Compulsory Newspapers in Kazakstan Region
|Publisher||Institute for War and Peace Reporting|
|Publication Date||11 October 2013|
|Citation / Document Symbol||RCA Issue 714|
|Cite as||Institute for War and Peace Reporting, Compulsory Newspapers in Kazakstan Region, 11 October 2013, RCA Issue 714, available at: http://www.refworld.org/docid/525e740a4.html [accessed 23 February 2017]|
|Disclaimer||This is not a UNHCR publication. UNHCR is not responsible for, nor does it necessarily endorse, its content. Any views expressed are solely those of the author or publisher and do not necessarily reflect those of UNHCR, the United Nations or its Member States.|
The Soviet-era practice of forcing people to take out subscriptions to state-run newspapers is alive and well in my part of Kazakstan. It is completely out of place in a country that embraced free market economics more than two decades ago. As well as infringing on freedom of information, it is a consumer rights violation and it undermines fair competition.
The drive to get public-sector employees - a generally low-paid section of society - to sign up for next year's subscriptions is already well under way in the southern Jambyl region.
"Local officials lobby by sending out letters and instructing public organisations… which newspapers they should subscribe to," a university lecturer who wished to remain anonymous said. "Otherwise, they might end up on the blacklist and get into trouble with the regional administration."
The lecturer said local government supported state-run newspapers both as a way of influencing public opinion and because it meant the funding these outlets received from the central authorities would continue.
National government wants to turn state-run media companies into self-financing entities, but without completely losing control over them. A 2010 law on state property was adopted with this strategy in mind. It envisages partial privatisation in which at least 50 per cent of shares must be offered for sale to private buyers.
Jambyl is one of the few exceptions among Kazakstan's 14 regions. Media outlets here that on paper, have been turned into limited companies, continue to be fully funded by public money. The local authorities appear resistant to the government's privatisation effort, preferring instead to rely on the tried-and-tested method of compulsory subscriptions as a source of income, rather than trying to win over readers by offering them an attractive product, as privately-run media outlets do.
Despite their official status as limited companies, these media outlets have made no efforts to sell shares or generate commercial. In addition to the proceeds from subscriptions, they get public money to cover rent, transport costs and staff salaries, and are frequently awarded contracts to do PR work for government agencies.
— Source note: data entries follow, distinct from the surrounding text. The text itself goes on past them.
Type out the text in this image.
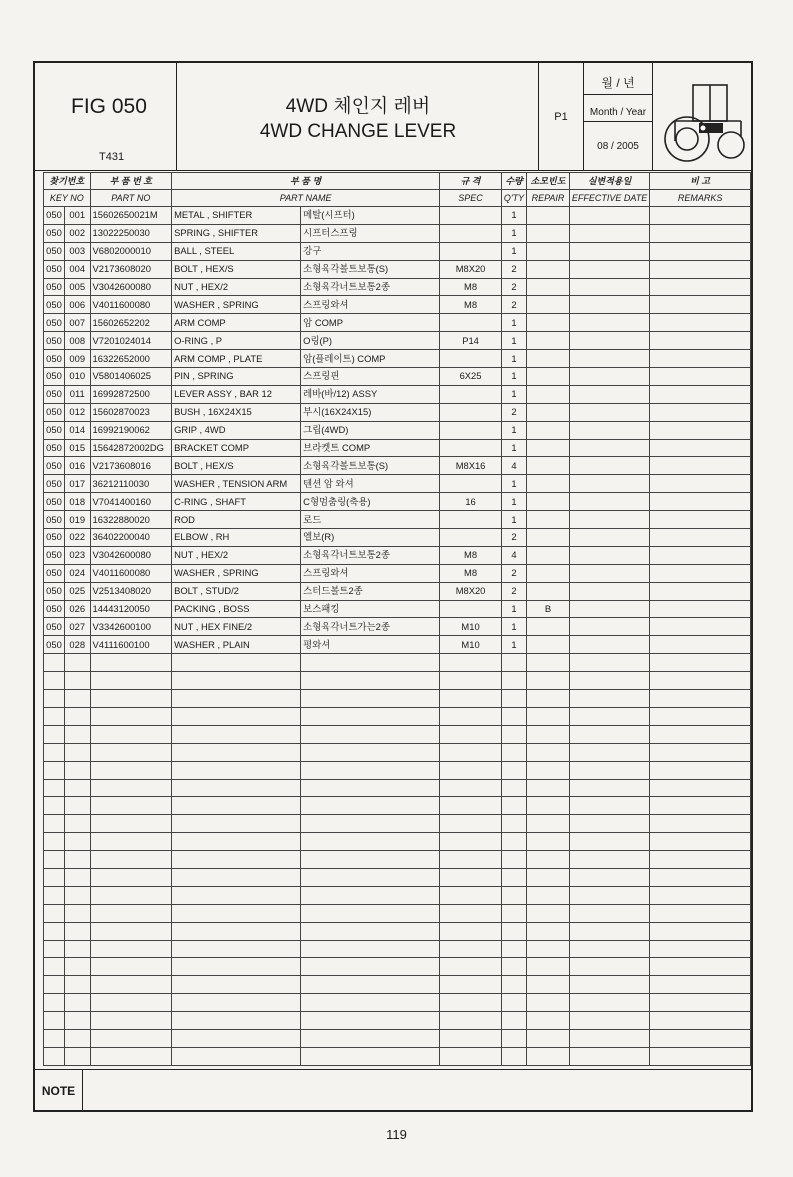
FIG 050
T431
4WD 체인지 레버
4WD CHANGE LEVER
P1
월 / 년
Month / Year
08 / 2005
찾기번호		부 품 번 호	부 품 명		규 격	수량	소모빈도	실변적용일	비 고
KEY NO		PART NO	PART NAME		SPEC	Q'TY	REPAIR	EFFECTIVE DATE	REMARKS
050	001	15602650021M	METAL , SHIFTER	메탈(시프터)		1			
050	002	13022250030	SPRING , SHIFTER	시프터스프링		1			
050	003	V6802000010	BALL , STEEL	강구		1			
050	004	V2173608020	BOLT , HEX/S	소형육각볼트보통(S)	M8X20	2			
050	005	V3042600080	NUT , HEX/2	소형육각너트보통2종	M8	2			
050	006	V4011600080	WASHER , SPRING	스프링와셔	M8	2			
050	007	15602652202	ARM COMP	암 COMP		1			
050	008	V7201024014	O-RING , P	O링(P)	P14	1			
050	009	16322652000	ARM COMP , PLATE	암(플레이트) COMP		1			
050	010	V5801406025	PIN , SPRING	스프링핀	6X25	1			
050	011	16992872500	LEVER ASSY , BAR 12	레바(바/12) ASSY		1			
050	012	15602870023	BUSH , 16X24X15	부시(16X24X15)		2			
050	014	16992190062	GRIP , 4WD	그립(4WD)		1			
050	015	15642872002DG	BRACKET COMP	브라켓트 COMP		1			
050	016	V2173608016	BOLT , HEX/S	소형육각볼트보통(S)	M8X16	4			
050	017	36212110030	WASHER , TENSION ARM	텐션 암 와셔		1			
050	018	V7041400160	C-RING , SHAFT	C형멈춤링(축용)	16	1			
050	019	16322880020	ROD	로드		1			
050	022	36402200040	ELBOW , RH	엘보(R)		2			
050	023	V3042600080	NUT , HEX/2	소형육각너트보통2종	M8	4			
050	024	V4011600080	WASHER , SPRING	스프링와셔	M8	2			
050	025	V2513408020	BOLT , STUD/2	스터드볼트2종	M8X20	2			
050	026	14443120050	PACKING , BOSS	보스패킹		1	B		
050	027	V3342600100	NUT , HEX FINE/2	소형육각너트가는2종	M10	1			
050	028	V4111600100	WASHER , PLAIN	평와셔	M10	1			

NOTE
119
The Jambyl branch of the government's anti-monopoly agency says it has been issuing privatisation orders for these newspapers since 2011. But it has no powers to enforce these orders or penalise companies for inaction. Nor is there anything in the law that specifically bans forced subscriptions.
The organisation I represent, the Association of Media Workers, is attempting to focus official attention on these issues.
When our association and the Novy Region newspaper held a discussion meeting about the problem on September 17, Inna Podlesnaya, representing the teachers' trade union described how school administrator distributed a list of the papers to which staff were required to subscribe.
Other public-sector employees are similarly targeted. Saltanat Jailau, from the regional tax office, complained that she and her colleagues were forced to pay for newspapers they were not interested in reading.
Dauyl Beisenkulov, deputy head of the internal policy department in Jambyl's regional administration, said officials recognised the need to privatise newspapers but added that this should not be done "in haste", in case they went bankrupt.
He also frankly admitted that the authorities did not want to "lose influence over public opinion".
Although the subscription policy is widely disliked, few public figures are willing to say so openly.
When my association contacted the editors-in-chief of state-run newspapers in Jambyl, some skirted the issue by pointing out that no one could be legally forced into subscribing, while other others declined to comment. Only one editor, Biket Mamynkulov of the Znamya Truda paper, admitted that if it was run as a business, circulation would fall. But Mamynkulov added that his newspaper had a core readership on which it could build if it genuinely went private.
This system of forcing people to subsidise state media needs to stop. Public-sector employers should not be forced to pay for newspapers favoured by the authorities. Competition rules should be applied fairly and equally. People should have the right to choose freely what they actually want to read.